Personal Allowances for 2017

The personal allowances for 2017 have been announced and have been increased for all tranches of earnings from the allowance for zero tax to the 40% earnings threshold. This should mean a lower tax bill for most people although obviously it depends on whether earnings have increased in a similar manner.

The personal allowances for 2017 are as follows:

Personal allowance at zero rate tax – £11,200

Basic rate tax allowance – £32,400

Therefore the Higher rate tax threshold increases to – £43,600

The aim is to raise the higher rate tax threshold to £50,000 by the end of parliament and the personal allowance to £12,500 at the same point.

By 2017 we are referring to the tax year that runs from 6 April 2017 to 5 April 2018.

The basic rate of tax for 2017/18 is currently set at 20% (at time of publishing August 2015) and the higher rate tax is 40%. In addition there is an additional tax rate of 45% for earnings over £150,000.


New Dividend Tax Introduced in 2015 Budget

In recent years there have been a lot of changes to personal allowances and indeed other allowances that affect personal income.  Not only has the personal allowance increased significantly and more recently a tax free savings allowance was introduced, now there is another change to the tax charged on dividend payments to individuals.

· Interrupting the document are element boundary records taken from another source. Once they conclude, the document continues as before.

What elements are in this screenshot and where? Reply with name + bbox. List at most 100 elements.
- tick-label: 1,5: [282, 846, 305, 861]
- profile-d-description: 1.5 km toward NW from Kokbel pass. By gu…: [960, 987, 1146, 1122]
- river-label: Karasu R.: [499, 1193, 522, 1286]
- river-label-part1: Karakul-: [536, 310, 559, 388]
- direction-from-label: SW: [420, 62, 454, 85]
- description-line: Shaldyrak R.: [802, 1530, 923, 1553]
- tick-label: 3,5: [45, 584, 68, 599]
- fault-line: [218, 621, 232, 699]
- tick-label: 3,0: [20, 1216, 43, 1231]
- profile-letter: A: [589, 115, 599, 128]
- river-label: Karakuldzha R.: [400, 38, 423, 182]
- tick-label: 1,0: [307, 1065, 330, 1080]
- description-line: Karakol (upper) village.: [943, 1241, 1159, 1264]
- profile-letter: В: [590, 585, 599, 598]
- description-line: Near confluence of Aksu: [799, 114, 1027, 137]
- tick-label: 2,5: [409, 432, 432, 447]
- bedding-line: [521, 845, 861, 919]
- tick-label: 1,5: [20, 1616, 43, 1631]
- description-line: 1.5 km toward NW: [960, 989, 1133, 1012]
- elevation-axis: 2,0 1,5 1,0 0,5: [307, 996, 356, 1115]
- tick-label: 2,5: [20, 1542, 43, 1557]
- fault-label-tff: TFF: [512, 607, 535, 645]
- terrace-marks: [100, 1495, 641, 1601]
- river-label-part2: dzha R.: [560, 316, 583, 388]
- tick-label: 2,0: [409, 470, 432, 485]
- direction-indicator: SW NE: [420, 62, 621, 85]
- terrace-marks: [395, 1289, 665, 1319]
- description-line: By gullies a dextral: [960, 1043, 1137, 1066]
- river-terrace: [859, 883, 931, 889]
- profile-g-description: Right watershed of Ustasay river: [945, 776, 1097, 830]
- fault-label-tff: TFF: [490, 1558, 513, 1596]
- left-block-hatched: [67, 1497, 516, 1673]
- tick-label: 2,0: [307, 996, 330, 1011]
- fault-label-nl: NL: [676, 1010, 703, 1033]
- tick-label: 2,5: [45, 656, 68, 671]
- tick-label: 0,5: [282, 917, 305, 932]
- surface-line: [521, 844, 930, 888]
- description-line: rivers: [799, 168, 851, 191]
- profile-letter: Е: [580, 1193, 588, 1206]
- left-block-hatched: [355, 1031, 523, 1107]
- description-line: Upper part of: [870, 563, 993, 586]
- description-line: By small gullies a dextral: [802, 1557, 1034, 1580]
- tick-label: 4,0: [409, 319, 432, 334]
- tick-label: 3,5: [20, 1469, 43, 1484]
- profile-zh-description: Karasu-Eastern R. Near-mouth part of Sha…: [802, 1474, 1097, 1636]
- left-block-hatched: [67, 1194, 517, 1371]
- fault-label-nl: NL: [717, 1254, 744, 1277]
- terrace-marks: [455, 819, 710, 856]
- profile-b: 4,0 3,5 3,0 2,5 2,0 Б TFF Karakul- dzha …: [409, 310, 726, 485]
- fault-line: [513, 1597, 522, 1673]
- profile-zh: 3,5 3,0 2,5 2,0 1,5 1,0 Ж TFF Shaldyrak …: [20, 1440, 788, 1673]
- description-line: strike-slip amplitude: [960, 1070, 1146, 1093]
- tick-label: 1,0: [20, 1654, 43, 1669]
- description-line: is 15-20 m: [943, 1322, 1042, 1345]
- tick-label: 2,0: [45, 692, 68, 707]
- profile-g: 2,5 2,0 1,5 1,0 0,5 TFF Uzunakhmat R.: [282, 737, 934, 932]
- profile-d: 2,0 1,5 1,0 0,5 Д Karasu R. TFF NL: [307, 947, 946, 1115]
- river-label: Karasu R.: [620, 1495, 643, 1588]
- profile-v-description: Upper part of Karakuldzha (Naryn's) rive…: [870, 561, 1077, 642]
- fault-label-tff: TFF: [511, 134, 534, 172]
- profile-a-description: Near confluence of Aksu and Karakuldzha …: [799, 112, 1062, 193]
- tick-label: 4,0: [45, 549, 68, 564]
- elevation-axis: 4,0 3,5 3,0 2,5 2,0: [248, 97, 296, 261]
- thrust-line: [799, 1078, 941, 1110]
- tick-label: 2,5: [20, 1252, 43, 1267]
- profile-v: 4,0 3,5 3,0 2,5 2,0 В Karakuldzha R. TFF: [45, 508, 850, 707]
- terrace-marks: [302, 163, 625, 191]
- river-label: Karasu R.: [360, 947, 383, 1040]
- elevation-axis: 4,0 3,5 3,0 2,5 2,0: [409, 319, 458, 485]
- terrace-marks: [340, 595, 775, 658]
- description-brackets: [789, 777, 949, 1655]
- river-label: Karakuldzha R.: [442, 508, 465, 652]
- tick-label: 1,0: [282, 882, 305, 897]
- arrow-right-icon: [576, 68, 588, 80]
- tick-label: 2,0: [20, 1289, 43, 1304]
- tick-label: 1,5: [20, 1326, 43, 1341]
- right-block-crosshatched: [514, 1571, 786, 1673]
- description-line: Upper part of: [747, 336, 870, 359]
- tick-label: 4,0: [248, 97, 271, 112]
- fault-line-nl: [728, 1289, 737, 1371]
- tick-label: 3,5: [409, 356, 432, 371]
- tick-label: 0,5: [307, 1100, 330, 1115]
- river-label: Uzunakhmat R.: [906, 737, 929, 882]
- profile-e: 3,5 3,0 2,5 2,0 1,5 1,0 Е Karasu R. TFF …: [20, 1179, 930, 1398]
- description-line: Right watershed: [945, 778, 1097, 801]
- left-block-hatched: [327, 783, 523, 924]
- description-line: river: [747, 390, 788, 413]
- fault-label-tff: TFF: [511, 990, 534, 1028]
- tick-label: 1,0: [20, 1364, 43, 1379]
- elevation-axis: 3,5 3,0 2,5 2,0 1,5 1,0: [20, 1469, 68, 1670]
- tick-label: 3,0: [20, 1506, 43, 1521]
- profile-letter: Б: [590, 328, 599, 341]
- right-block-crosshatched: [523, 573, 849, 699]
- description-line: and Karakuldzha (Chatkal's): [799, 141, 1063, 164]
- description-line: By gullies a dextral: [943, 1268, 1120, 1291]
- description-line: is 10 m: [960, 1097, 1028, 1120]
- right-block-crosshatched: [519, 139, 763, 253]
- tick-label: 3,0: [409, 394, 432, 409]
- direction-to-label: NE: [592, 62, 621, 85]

The changes are a little bit complex and will affect quite a lot of people receiving dividend income, and not always for the better.

There is a new allowance of £5,000 per person per year on dividends which is tax free, but any dividend income over this amount will be taxed at a higher rate than previously, depending on the tax bracket of the individual.

A basic rate tax payer will need to pay 7.5% tax on amounts over £5,000, a higher rate tax payer will need to pay 32.5% and an additional rate tax payer will need to pay 38.1%.

These rates are effective from April 1016.

It may be useful to note that the new £5,000 savings tax free rate is in addition to this (for those who have low enough incomes) and so it may be worth getting some advice as to whether some shares should be switched to a different investment vehicle to minimise tax.